Drying shrinkage, mechanical and transport properties of sustainable mortar with both recycled aggregate and powder from concrete waste

Abstract

Utilizing recycled fine aggregate (RFA) and recycled fine powder (RFP) both from concrete waste to prepare fully recycled mortar benefits the recycling of construction waste. This investigation focused on the performance and modification of recycled mortar with both RFA and RFP, and the properties were obtained by micro- and macromeasurements. The results show that RFA contains abundant hardened cement mortar and has water absorption higher than natural aggregate, and that substituting RFP for 30% cement results in the reduction of hydration products and an increase of pore structure.

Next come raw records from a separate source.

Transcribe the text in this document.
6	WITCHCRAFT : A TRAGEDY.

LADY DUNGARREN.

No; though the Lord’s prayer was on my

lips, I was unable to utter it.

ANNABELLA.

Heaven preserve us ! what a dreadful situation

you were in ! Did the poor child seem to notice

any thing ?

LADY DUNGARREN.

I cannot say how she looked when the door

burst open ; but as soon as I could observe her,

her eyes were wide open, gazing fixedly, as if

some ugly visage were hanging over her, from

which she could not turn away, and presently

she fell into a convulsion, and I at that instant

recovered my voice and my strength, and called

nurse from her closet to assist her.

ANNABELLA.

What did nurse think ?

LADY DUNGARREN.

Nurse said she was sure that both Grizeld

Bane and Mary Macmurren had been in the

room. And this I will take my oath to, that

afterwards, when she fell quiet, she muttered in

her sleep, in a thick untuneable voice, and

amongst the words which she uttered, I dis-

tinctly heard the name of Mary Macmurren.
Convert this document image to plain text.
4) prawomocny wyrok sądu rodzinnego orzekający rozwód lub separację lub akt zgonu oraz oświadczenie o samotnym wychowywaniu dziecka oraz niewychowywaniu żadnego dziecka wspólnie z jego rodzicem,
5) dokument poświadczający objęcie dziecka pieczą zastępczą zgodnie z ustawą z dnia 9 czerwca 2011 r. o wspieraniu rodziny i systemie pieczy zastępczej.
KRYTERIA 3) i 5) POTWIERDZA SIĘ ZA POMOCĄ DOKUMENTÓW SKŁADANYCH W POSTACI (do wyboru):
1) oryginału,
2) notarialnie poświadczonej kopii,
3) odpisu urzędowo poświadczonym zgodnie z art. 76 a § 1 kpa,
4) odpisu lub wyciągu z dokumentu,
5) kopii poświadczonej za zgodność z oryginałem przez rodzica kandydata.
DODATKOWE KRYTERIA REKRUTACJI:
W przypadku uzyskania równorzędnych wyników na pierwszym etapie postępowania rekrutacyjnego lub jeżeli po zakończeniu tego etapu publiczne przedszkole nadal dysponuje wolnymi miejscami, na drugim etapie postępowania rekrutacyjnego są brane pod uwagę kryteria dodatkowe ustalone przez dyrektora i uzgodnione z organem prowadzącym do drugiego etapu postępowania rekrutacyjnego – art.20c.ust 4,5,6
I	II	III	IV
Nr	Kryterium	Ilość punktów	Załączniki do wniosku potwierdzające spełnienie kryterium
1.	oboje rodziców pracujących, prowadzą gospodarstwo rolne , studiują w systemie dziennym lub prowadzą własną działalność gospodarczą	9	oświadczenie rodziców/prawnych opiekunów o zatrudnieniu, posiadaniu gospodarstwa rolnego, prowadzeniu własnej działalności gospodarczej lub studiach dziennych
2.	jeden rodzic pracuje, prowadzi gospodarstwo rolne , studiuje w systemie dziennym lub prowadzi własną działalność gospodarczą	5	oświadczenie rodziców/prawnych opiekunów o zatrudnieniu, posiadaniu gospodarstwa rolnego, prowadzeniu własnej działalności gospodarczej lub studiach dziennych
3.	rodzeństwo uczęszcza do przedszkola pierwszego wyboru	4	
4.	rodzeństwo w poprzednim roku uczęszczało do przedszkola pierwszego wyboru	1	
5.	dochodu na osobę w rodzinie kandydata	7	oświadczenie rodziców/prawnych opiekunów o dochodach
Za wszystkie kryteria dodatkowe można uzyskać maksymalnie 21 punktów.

Incorporating RFA increases the drying shrinkage of newly-prepared mortar, while the appropriate addition of RFP made from mortar and concrete waste reduces the drying shrinkage. Utilizing RFA and RFP are both detrimental to the mechanical strength and permeability resistance, and the performance degeneration of sustainable mortar is significant when high-volume RFA and RFP are incorporated. A linear relationship exists between the total porosity and transport properties of sustainable mortar with RFA and RFP. Substituting active mineral admixtures for a portion of RFP benefits the properties of fully recycled mortar with RFA and RFP; specifically, the addition of 10% silica fume or 10% metakaolin increases the mechanical strength by 35.9% and 38.1% and leads to decreases of 31.4% and 48.4% in the capillary absorption coefficient of fully recycled mortar, respectively. In addition, it is also beneficial for the properties of such sustainable mortar to add a mixture of RFP and recycled clay brick powder, which are both derived from construction waste.